On Nov. 2, the Internal Revenue Services updated its rules on enforcement of the employer shared responsibility regulations under the Affordable Care Act. These revised guidelines are found in the rule's questions and answers section and include:
- How an employer is notified it must pay an employer shared responsibility penalty.
- Appealing a penalty assessment.
- Paying any penalties.
In late 2017, the IRS plans to deliver letters informing employers of any potential liabilities for an employer shared responsibility penalty for the 2015 calendar year.
The employer shared responsibility rules require applicable large employers to offer full-time staff a minimum health care coverage plan or face a penalty. Applicable large employers have at least 50 full-time or full-time equivalent employees during the preceding calendar year.
These rules are also known as the "pay or play" or "employer mandate" and took effect on Jan. 1, 2015 for most ALEs – however, some may have been given extra time for compliance. An ALE is subject to a penalty only if one or more full-time staff members obtains an exchange subsidy due to the employer's failure to provide minimum value health coverage at a reasonable cost.

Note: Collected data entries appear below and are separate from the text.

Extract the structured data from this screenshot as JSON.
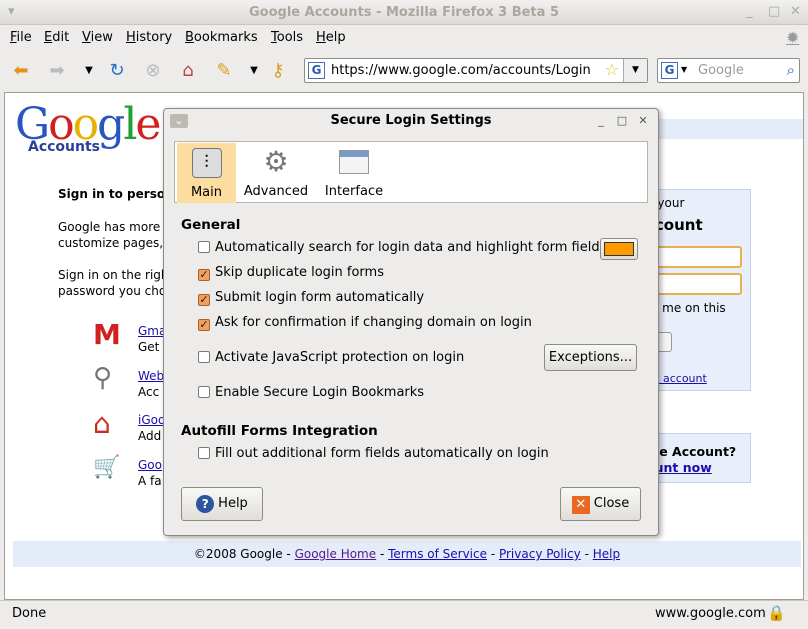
{
  "window": {
    "title": "Google Accounts - Mozilla Firefox 3 Beta 5"
  },
  "menu": [
    "File",
    "Edit",
    "View",
    "History",
    "Bookmarks",
    "Tools",
    "Help"
  ],
  "toolbar": {
    "url": "https://www.google.com/accounts/Login",
    "search_placeholder": "Google"
  },
  "page": {
    "logo_text": "Google",
    "logo_sub": "Accounts",
    "heading": "Sign in to persor",
    "para1": [
      "Google has more t",
      "customize pages,"
    ],
    "para2": [
      "Sign in on the righ",
      "password you cho"
    ],
    "services": [
      {
        "title": "Gma",
        "desc": "Get"
      },
      {
        "title": "Web",
        "desc": "Acc"
      },
      {
        "title": "iGoo",
        "desc": "Add"
      },
      {
        "title": "Goo",
        "desc": "A fa"
      }
    ],
    "signin": {
      "line1": "n your",
      "line2": "ccount",
      "remember": [
        "er me on this",
        "r."
      ],
      "cant_access": "ny account"
    },
    "create": {
      "q": "gle Account?",
      "link": "ount now"
    },
    "footer": {
      "copy": "©2008 Google - ",
      "home": "Google Home",
      "sep1": " - ",
      "tos": "Terms of Service",
      "sep2": " - ",
      "privacy": "Privacy Policy",
      "sep3": " - ",
      "help": "Help"
    }
  },
  "status": {
    "left": "Done",
    "right": "www.google.com"
  },
  "dialog": {
    "title": "Secure Login Settings",
    "tabs": [
      {
        "label": "Main"
      },
      {
        "label": "Advanced"
      },
      {
        "label": "Interface"
      }
    ],
    "general": "General",
    "options": [
      {
        "label": "Automatically search for login data and highlight form fields",
        "checked": false
      },
      {
        "label": "Skip duplicate login forms",
        "checked": true
      },
      {
        "label": "Submit login form automatically",
        "checked": true
      },
      {
        "label": "Ask for confirmation if changing domain on login",
        "checked": true
      },
      {
        "label": "Activate JavaScript protection on login",
        "checked": false
      },
      {
        "label": "Enable Secure Login Bookmarks",
        "checked": false
      }
    ],
    "highlight_color": "#ff9900",
    "exceptions": "Exceptions...",
    "autofill": "Autofill Forms Integration",
    "autofill_option": {
      "label": "Fill out additional form fields automatically on login",
      "checked": false
    },
    "help": "Help",
    "close": "Close"
  }
}
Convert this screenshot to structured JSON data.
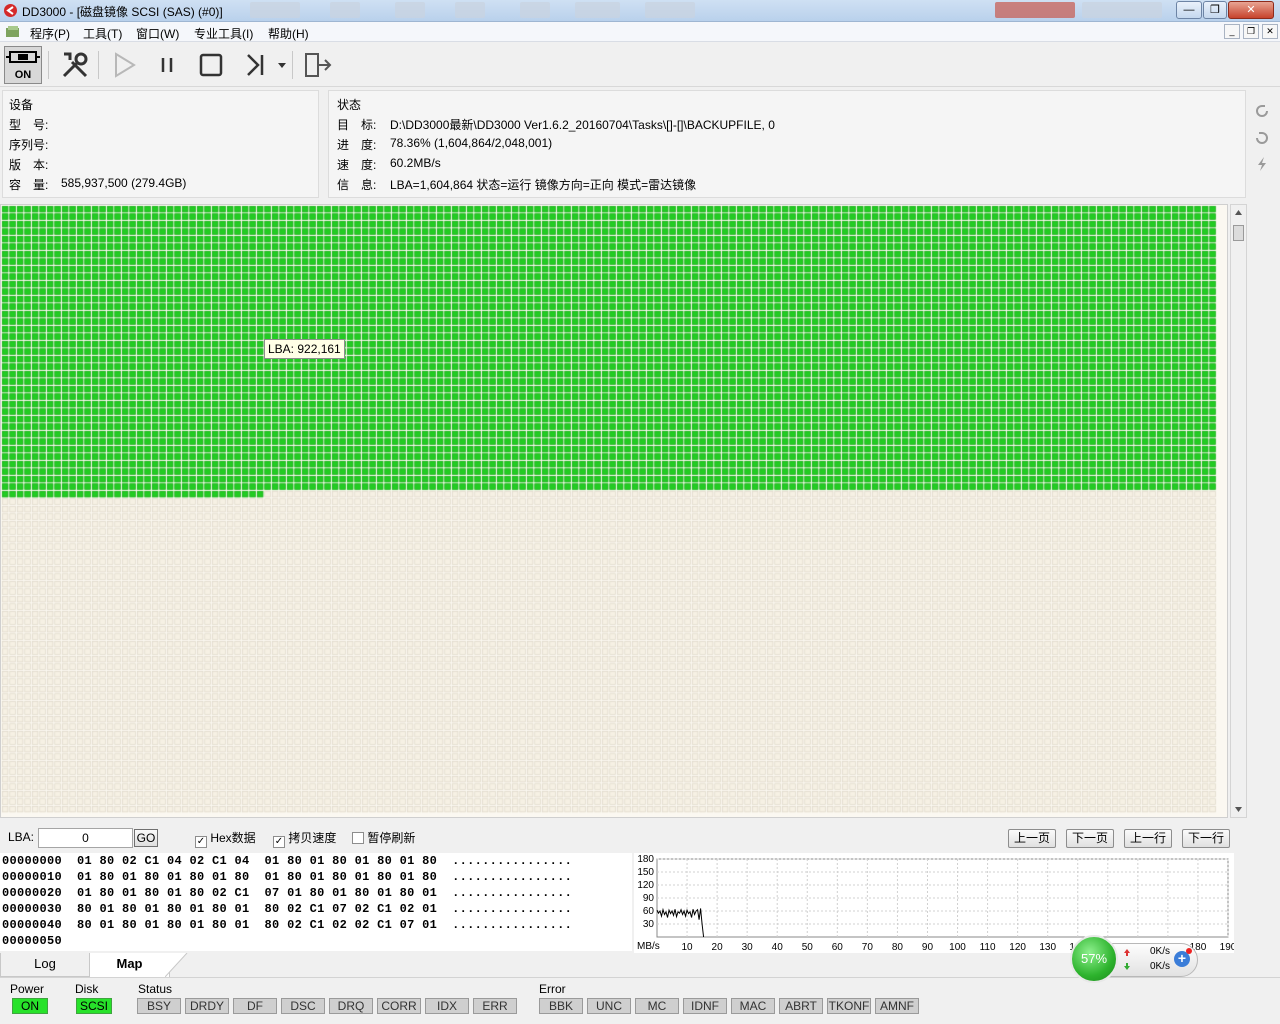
{
  "window": {
    "title": "DD3000 - [磁盘镜像 SCSI (SAS) (#0)]",
    "minimize_glyph": "—",
    "maximize_glyph": "❐",
    "close_glyph": "✕"
  },
  "menu": {
    "items": [
      "程序(P)",
      "工具(T)",
      "窗口(W)",
      "专业工具(I)",
      "帮助(H)"
    ],
    "mdi_buttons": [
      "_",
      "❐",
      "✕"
    ]
  },
  "toolbar": {
    "power_label": "ON"
  },
  "device": {
    "header": "设备",
    "model_label": "型　号:",
    "model_value": "",
    "serial_label": "序列号:",
    "serial_value": "",
    "version_label": "版　本:",
    "version_value": "",
    "capacity_label": "容　量:",
    "capacity_value": "585,937,500 (279.4GB)"
  },
  "status": {
    "header": "状态",
    "target_label": "目　标:",
    "target_value": "D:\\DD3000最新\\DD3000 Ver1.6.2_20160704\\Tasks\\[]-[]\\BACKUPFILE, 0",
    "progress_label": "进　度:",
    "progress_value": "78.36%  (1,604,864/2,048,001)",
    "speed_label": "速　度:",
    "speed_value": "60.2MB/s",
    "info_label": "信　息:",
    "info_value": "LBA=1,604,864  状态=运行  镜像方向=正向  模式=雷达镜像"
  },
  "map": {
    "tooltip": "LBA: 922,161",
    "done_fraction": 0.7836,
    "done_color": "#22cc22",
    "pending_color": "#f6f1e4"
  },
  "controls": {
    "lba_label": "LBA:",
    "lba_value": "0",
    "go_label": "GO",
    "hex_label": "Hex数据",
    "hex_checked": true,
    "copyspeed_label": "拷贝速度",
    "copyspeed_checked": true,
    "pause_refresh_label": "暂停刷新",
    "pause_refresh_checked": false,
    "prev_page": "上一页",
    "next_page": "下一页",
    "prev_line": "上一行",
    "next_line": "下一行"
  },
  "hex": {
    "rows": [
      {
        "addr": "00000000",
        "bytes": "01 80 02 C1 04 02 C1 04  01 80 01 80 01 80 01 80",
        "ascii": "................"
      },
      {
        "addr": "00000010",
        "bytes": "01 80 01 80 01 80 01 80  01 80 01 80 01 80 01 80",
        "ascii": "................"
      },
      {
        "addr": "00000020",
        "bytes": "01 80 01 80 01 80 02 C1  07 01 80 01 80 01 80 01",
        "ascii": "................"
      },
      {
        "addr": "00000030",
        "bytes": "80 01 80 01 80 01 80 01  80 02 C1 07 02 C1 02 01",
        "ascii": "................"
      },
      {
        "addr": "00000040",
        "bytes": "80 01 80 01 80 01 80 01  80 02 C1 02 02 C1 07 01",
        "ascii": "................"
      },
      {
        "addr": "00000050",
        "bytes": "",
        "ascii": ""
      }
    ]
  },
  "chart_data": {
    "type": "line",
    "title": "",
    "xlabel": "",
    "ylabel": "MB/s",
    "xlim": [
      0,
      190
    ],
    "ylim": [
      0,
      180
    ],
    "x_ticks": [
      10,
      20,
      30,
      40,
      50,
      60,
      70,
      80,
      90,
      100,
      110,
      120,
      130,
      140,
      150,
      160,
      170,
      180,
      190
    ],
    "y_ticks": [
      30,
      60,
      90,
      120,
      150,
      180
    ],
    "grid": true,
    "series": [
      {
        "x": [
          0,
          0.5,
          1,
          1.5,
          2,
          2.5,
          3,
          3.5,
          4,
          4.5,
          5,
          5.5,
          6,
          6.5,
          7,
          7.5,
          8,
          8.5,
          9,
          9.5,
          10,
          10.5,
          11,
          11.5,
          12,
          12.5,
          13,
          13.5,
          14,
          14.5,
          15,
          15.5
        ],
        "y": [
          62,
          55,
          60,
          48,
          63,
          52,
          58,
          45,
          62,
          54,
          60,
          50,
          64,
          47,
          58,
          55,
          63,
          52,
          60,
          48,
          62,
          54,
          58,
          45,
          64,
          52,
          60,
          63,
          40,
          66,
          30,
          0
        ]
      }
    ]
  },
  "tabs": [
    "Log",
    "Map"
  ],
  "statusbar": {
    "power": {
      "label": "Power",
      "leds": [
        {
          "text": "ON",
          "on": true
        }
      ]
    },
    "disk": {
      "label": "Disk",
      "leds": [
        {
          "text": "SCSI",
          "on": true
        }
      ]
    },
    "status": {
      "label": "Status",
      "leds": [
        {
          "text": "BSY",
          "on": false
        },
        {
          "text": "DRDY",
          "on": false
        },
        {
          "text": "DF",
          "on": false
        },
        {
          "text": "DSC",
          "on": false
        },
        {
          "text": "DRQ",
          "on": false
        },
        {
          "text": "CORR",
          "on": false
        },
        {
          "text": "IDX",
          "on": false
        },
        {
          "text": "ERR",
          "on": false
        }
      ]
    },
    "error": {
      "label": "Error",
      "leds": [
        {
          "text": "BBK",
          "on": false
        },
        {
          "text": "UNC",
          "on": false
        },
        {
          "text": "MC",
          "on": false
        },
        {
          "text": "IDNF",
          "on": false
        },
        {
          "text": "MAC",
          "on": false
        },
        {
          "text": "ABRT",
          "on": false
        },
        {
          "text": "TKONF",
          "on": false
        },
        {
          "text": "AMNF",
          "on": false
        }
      ]
    }
  },
  "netwidget": {
    "percent": "57%",
    "up_rate": "0K/s",
    "down_rate": "0K/s"
  }
}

Prior to 2017, the IRS has been unable to identify the employers potentially subject to an employer shared responsibility penalty. However, no letters have been sent to ALEs as of this time.
Enforcement and appeals
Letter 226-J describes the general strategy the IRS will use to determine the employer shared responsibility penalties. The IRS would issue Letter 226-J to an ALE if it determined that for at least one month in a year, one or more full-time staff members was enrolled in health plan in which a premium tax credit was allowed.
ALEs can appeal Letter 226-J before the employer shared responsibility liability is levied and a fine is issued. Letter 226-J will have instructions on how ALEs can respond, either by agreeing with the penalty or disagreeing with all or part of the proposed penalty amount owed.
In the event of an ALE response to Letter 226-J, the IRS will send Letter 227. This follow-up letter details further actions the ALE needs to take based on the appeal they wish to pursue. If the ALE disagrees with the proposed after receiving letter 227, it may request a pre-assessment conference with the IRS Office of Appeals. It is recommended that ALEs follow the instructions in Letter 227 and Publication 5, Your Appeal Rights and How To Prepare a Protest if You Don't Agree. A conference can be scheduled by the response date found in Letter 227.
If the ALE does not respond to letters 226-J or 227, the IRS will evaluate the fee proposed in the employer shared responsibility penalty and issue a notice and demand for payment.
Applicable ALEs will not be required to list the employer shared responsibility penalty on any filed tax return. They will also not be required to make a payment before official notice of payment is sent. Information about payment options can be found in Publication 594, The IRS Collection Process.